Trump did not collude with Russians, says Mueller report
Special counsel refuses to press accusations of obstructing justice against the president
Special counsel Robert Mueller's investigation could not find evidence that Donald Trump's campaign "conspired or co-ordinated" with Russia to influence the 2016 presidential election, the US Justice Department said.
Mr Mueller also investigated whether Mr Trump obstructed justice but could not come to a definitive answer, Attorney General William Barr said in a letter to Congress summarising Mr Mueller's report.
However, the special counsel "does not exonerate" Mr Trump of obstructing justice, Mr Barr said, and his report "sets out evidence on both sides of the question".
Despite this, the president claimed he had been "completely exonerated" of collusion and obstruction of justice.
Speaking to reporters before boarding Air Force One to return to Washington from a weekend at his private club in Florida, Mr Trump said "it was a shame" the nation had to go through the investigation.
He claimed the report found "there was no collusion with Russia, there was no obstruction".
He also lashed out at the investigation, claiming without evidence that it was "an illegal takedown that failed".
After consulting with other Justice Department officials, Mr Barr said he and Deputy Attorney General Rod Rosenstein determined the evidence "is not sufficient to establish that the president committed an obstruction of justice offence".
Mr Barr released a four-page summary of Mr Mueller's report yesterday afternoon.
Mr Mueller wrapped up his investigation on Friday with no new indictments, bringing to a close a probe that has shadowed Mr Trump for nearly two years.
Republicans rowed in behind the president after the summary was published. On Twitter, White House press secretary Sarah Sanders echoed her boss's claim he had been completely exonerated.
Senate Judiciary Committee chairman Lindsey Graham added that "the cloud hanging over President Trump has been removed".
Mr Graham, a close ally of Mr Trump, also said it was "a bad day for those hoping the Mueller investigation would take President Trump down".
Republican Doug Collins said "there is no constitutional crisis" while House Majority Leader Kevin McCarthy, also a Republican, said "it is time we move on for the good of the nation".
Eric Trump, the president's son, called for a "simple apology" from the media for "the hell everyone has been put through" during the two-year probe.

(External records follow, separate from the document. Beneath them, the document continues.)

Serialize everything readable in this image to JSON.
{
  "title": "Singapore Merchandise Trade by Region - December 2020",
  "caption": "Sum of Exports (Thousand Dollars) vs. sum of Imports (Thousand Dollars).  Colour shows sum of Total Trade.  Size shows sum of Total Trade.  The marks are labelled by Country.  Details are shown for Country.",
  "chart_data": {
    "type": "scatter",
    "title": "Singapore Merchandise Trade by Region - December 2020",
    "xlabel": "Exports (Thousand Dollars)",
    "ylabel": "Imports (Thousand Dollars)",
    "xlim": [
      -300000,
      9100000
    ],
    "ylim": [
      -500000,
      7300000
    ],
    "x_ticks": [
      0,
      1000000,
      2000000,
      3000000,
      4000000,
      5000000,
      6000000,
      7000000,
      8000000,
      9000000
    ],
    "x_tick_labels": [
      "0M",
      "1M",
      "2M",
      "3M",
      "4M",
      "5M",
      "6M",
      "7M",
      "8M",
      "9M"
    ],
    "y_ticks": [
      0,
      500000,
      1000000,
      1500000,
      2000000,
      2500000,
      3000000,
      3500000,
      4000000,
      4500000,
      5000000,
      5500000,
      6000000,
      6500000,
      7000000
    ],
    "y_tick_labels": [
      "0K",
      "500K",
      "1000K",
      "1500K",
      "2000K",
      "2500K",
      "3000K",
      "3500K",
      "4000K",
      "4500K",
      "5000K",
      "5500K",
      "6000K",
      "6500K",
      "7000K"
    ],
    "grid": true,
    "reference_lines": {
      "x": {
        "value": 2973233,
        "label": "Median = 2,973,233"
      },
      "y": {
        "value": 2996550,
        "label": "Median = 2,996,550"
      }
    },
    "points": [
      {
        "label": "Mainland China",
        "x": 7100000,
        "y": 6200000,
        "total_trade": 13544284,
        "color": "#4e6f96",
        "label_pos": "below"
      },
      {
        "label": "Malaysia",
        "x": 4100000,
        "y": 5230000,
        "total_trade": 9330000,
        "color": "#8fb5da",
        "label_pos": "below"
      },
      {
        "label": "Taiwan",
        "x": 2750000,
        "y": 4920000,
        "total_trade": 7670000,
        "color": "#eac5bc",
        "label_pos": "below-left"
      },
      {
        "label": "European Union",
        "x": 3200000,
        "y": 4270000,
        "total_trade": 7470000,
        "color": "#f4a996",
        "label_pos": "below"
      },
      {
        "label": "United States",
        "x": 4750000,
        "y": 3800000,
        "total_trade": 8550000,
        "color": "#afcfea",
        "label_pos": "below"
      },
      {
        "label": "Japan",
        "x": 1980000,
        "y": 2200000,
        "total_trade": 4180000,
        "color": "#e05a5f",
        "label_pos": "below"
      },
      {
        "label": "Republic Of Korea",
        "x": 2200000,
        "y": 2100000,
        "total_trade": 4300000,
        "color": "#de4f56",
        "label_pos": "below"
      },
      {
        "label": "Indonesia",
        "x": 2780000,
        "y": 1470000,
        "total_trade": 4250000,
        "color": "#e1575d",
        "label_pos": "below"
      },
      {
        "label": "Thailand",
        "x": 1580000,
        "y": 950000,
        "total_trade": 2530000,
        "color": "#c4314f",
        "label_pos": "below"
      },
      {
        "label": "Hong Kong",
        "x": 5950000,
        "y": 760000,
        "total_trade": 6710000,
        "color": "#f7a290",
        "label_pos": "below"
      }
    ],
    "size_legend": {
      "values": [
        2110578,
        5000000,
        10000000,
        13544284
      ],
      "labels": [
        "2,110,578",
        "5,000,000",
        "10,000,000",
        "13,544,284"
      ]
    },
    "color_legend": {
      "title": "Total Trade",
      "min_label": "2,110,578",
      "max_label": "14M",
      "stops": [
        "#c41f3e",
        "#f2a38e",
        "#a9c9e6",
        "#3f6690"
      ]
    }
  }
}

But the Democrat chairman of the House Judiciary Committee said Mr Mueller "clearly and explicitly is not exonerating the president".
Jerry Nadler tweeted that Mr Barr's letter to Congress says that while Mr Trump may have acted to obstruct justice, the government would need to prove that "beyond a reasonable doubt".
But Mr Nadler tweeted that Congress must hear from Mr Barr about his decision-making and see "all the underlying evidence for the American people to know all the facts".
Top Democrats Nancy Pelosi and Chuck Schumer said Mr Barr was "not a neutral observer" and they urged the full release of the report.
Ms Pelosi, the House speaker, and Mr Schumer, the Senate Democratic leader, said Mr Barr's letter to Congress "raises as many questions as it answers".
In a joint statement, the leaders said Mr Barr's past "bias" against the special counsel inquiry showed he was "not in a position to make objective determinations".
They say that "the fact that Mueller's report does not exonerate the president on a charge as serious as obstruction of justice demonstrates how urgent it is that the full report and underlying documentation be made public without any further delay".
Several Democratic presidential candidates also insisted Mr Mueller's full report must be made public.